Now that I have close to 50 hrs. on the JD 5205 MFWD, I figured I best start looking at maintenance. Just a quick note: I am not the most mechanically inclined person. So here I go. First, I figure an easy thing to start with is draining the water out of the fuel water seperater. Easy enough; just unscrew the bottom fitting until the water drains and the fuel starts to come out. The manual tells me I am suppose to get a constant flow. I unscrew the fitting and only get a couple of ounces and the flow stops. so I unscrewed it all the way and took it off. I only get a couple of more drops, so I reconnect it and tighten it up. I figured that went pretty good, and I crank her over and and she runs for a couple of seconds and she dies. #$%@% !!!!! What the heck did I do? The first time I touch this machine ( except for changing the rear flat tire) and I kill it. However I remeber you guys talking about bleeding the fuel injection system if a diesel tractor ever ran out of gas. So I get out the manual again and follow the directions, tighten everything back up, turn the key and BAM, she fires right back up. She ran alittle rough for a few seconds and then idled real smooth. Thanks to this site and you guys, everything worked out for the best. I was able to get the machine running again and was able to get some gravel on the road leading back to the "good barn". Questions - Why did she lose her prime, how can I prevent this in the future and if it does occur, do I have to totally disconnect the return fuel line or just loosen it real good? Now I'm kinda hesitant to do anymore. I may just take it back to the dealer to have them do my break in service.


----------



## Kenny (Jun 11, 2004)

Anybody out there, that can answer this question?..Thanks


----------



## Live Oak (Dec 22, 2003)

I don't have a 5205 manual in front of me but I suspect that when you unscrewed and removed the entire fitting to drain the water separator; you introduced an air pocket into the system in the fuel filter/water separator and that air pocket was drawn up into the injection pump and the entire system lost prime. In the future, check to be sure you purge the air pocket from the fuel filter/water separator. Usually there is some type of petcock or plug on the top the the filter/separator to bleed air from. The next time you attempt to drain water from the filter/separator; do NOT remove the fitting, AND be sure to remove the fuel tank cap BEFORE you try draining. I ran into a similar issue on my Cummins diesel and I don't bother to drain the water because nothting comes out except for a few drops. 

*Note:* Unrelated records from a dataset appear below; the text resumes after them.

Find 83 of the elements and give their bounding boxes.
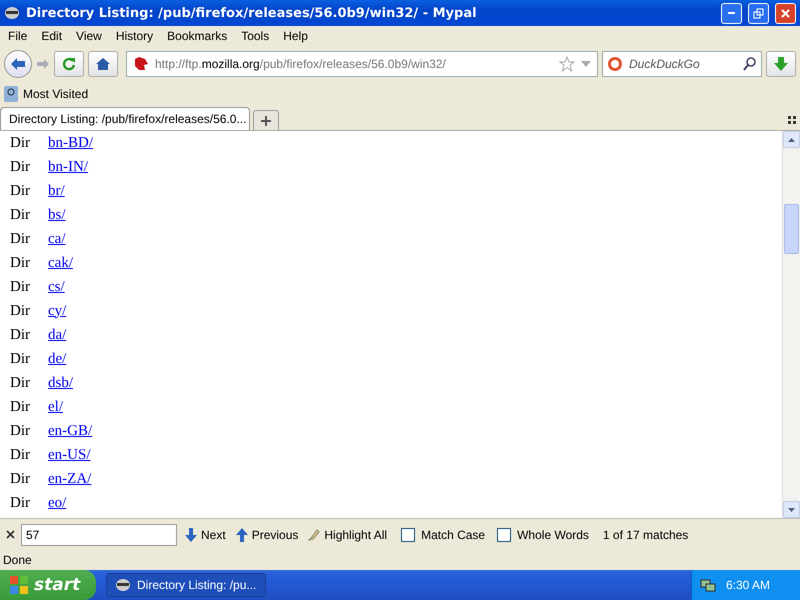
entry-type: Dir [10,158,31,176]
directory-link[interactable]: ca/ [48,230,66,248]
directory-link[interactable]: eo/ [48,494,66,512]
restore-button[interactable] [748,2,769,24]
entry-type: Dir [10,230,31,248]
entry-type: Dir [10,278,31,296]
checkbox-label: Match Case [421,528,486,542]
close-icon [780,8,791,18]
entry-type: Dir [10,374,31,392]
directory-link[interactable]: de/ [48,350,66,368]
entry-type: Dir [10,422,31,440]
menu-item[interactable]: File [2,29,36,43]
network-icon[interactable] [700,578,716,592]
home-button[interactable] [88,51,118,77]
directory-link[interactable]: cy/ [48,302,66,320]
new-tab-button[interactable] [253,110,279,130]
find-field[interactable]: 57 [21,524,177,546]
directory-link[interactable]: br/ [48,182,65,200]
next-button[interactable]: Next [183,528,228,542]
menu-item[interactable]: View [70,29,110,43]
window-title: Directory Listing: /pub/firefox/releases/56.0b9/win32/ - Mypal [26,6,478,20]
menu-item[interactable]: History [110,29,162,43]
entry-type: Dir [10,494,31,512]
checkbox[interactable] [401,528,416,542]
house-icon [95,57,111,71]
minimize-icon [728,12,735,14]
restore-icon [753,8,764,18]
marker-pen-icon [308,528,320,540]
directory-link[interactable]: el/ [48,398,63,416]
menu-item[interactable]: Edit [35,29,70,43]
menu-item[interactable]: Tools [235,29,278,43]
entry-type: Dir [10,134,31,152]
taskbar-button[interactable]: Directory Listing: /pu... [106,573,266,597]
back-button[interactable] [4,50,32,78]
checkbox-label: Whole Words [517,528,589,542]
directory-link[interactable]: en-GB/ [48,422,92,440]
clock: 6:30 AM [726,578,770,592]
reload-button[interactable] [54,51,84,77]
entry-type: Dir [10,350,31,368]
scrollbar[interactable] [782,131,800,518]
down-arrow-icon [774,57,788,71]
directory-link[interactable]: da/ [48,326,66,344]
entry-type: Dir [10,206,31,224]
browser-tab[interactable]: Directory Listing: /pub/firefox/releases/56.0... [0,107,250,130]
reload-icon [62,57,76,71]
entry-type: Dir [10,326,31,344]
entry-type: Dir [10,398,31,416]
menu-item[interactable]: Bookmarks [161,29,236,43]
entry-type: Dir [10,470,31,488]
directory-link[interactable]: dsb/ [48,374,74,392]
minimize-button[interactable] [721,2,742,24]
entry-type: Dir [10,302,31,320]
status-text: Done [2,552,33,569]
down-arrow-icon [185,528,197,542]
directory-link[interactable]: cs/ [48,278,65,296]
search-icon[interactable] [743,57,757,71]
entry-type: Dir [10,254,31,272]
previous-button[interactable]: Previous [234,528,300,542]
download-button[interactable] [766,51,796,77]
directory-link[interactable]: bn-IN/ [48,158,88,176]
checkbox[interactable] [497,528,512,542]
menu-item[interactable]: Help [277,29,316,43]
grid-icon[interactable] [788,116,796,124]
close-icon[interactable] [6,530,15,539]
scroll-thumb[interactable] [784,204,799,254]
highlight-all-button[interactable]: Highlight All [306,528,390,542]
directory-link[interactable]: en-US/ [48,446,90,464]
star-icon[interactable] [559,56,575,72]
entry-type: Dir [10,182,31,200]
up-arrow-icon [236,528,248,542]
address-field[interactable]: http://ftp.mozilla.org/pub/firefox/releases/56.0b9/win32/ [126,51,598,77]
entry-type: Dir [10,446,31,464]
search-box[interactable]: DuckDuckGo [602,51,762,77]
bookmark-item[interactable]: Most Visited [4,86,88,102]
windows-flag-icon [10,576,28,594]
directory-link[interactable]: bn-BD/ [48,134,93,152]
back-arrow-icon [10,57,26,71]
directory-link[interactable]: cak/ [48,254,73,272]
plus-icon [260,114,272,126]
match-count: 1 of 17 matches [602,528,688,542]
directory-link[interactable]: bs/ [48,206,66,224]
directory-link[interactable]: en-ZA/ [48,470,92,488]
close-button[interactable] [775,2,796,24]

I am still looking for info. on this so I may not be correct and I want to at least give you some kind of answer which in this case is my suspicions and not the approved procedure.


----------



## Kenny (Jun 11, 2004)

Thanks Chief, the only thing the manual says to do is to unscrew the bottom of the filter until you get a steady flow of fuel. Mine did not flow steadily, so that is when I took it off. 
The manual doesn't say anything about unscrewing the fuel filler cap. But it makes sense because the draining would probably cause a vacuum.


----------



## bigl22 (Sep 16, 2003)

kenny -- all you have to really do is to loosen that top cap -- to prevent that drawback vacuum in the filter/seperator-- it will also help to promote that fuel flow out - remember to tighten up again-- don't ask me how i know that -- pretty common - should work for you in future-- bigl22


----------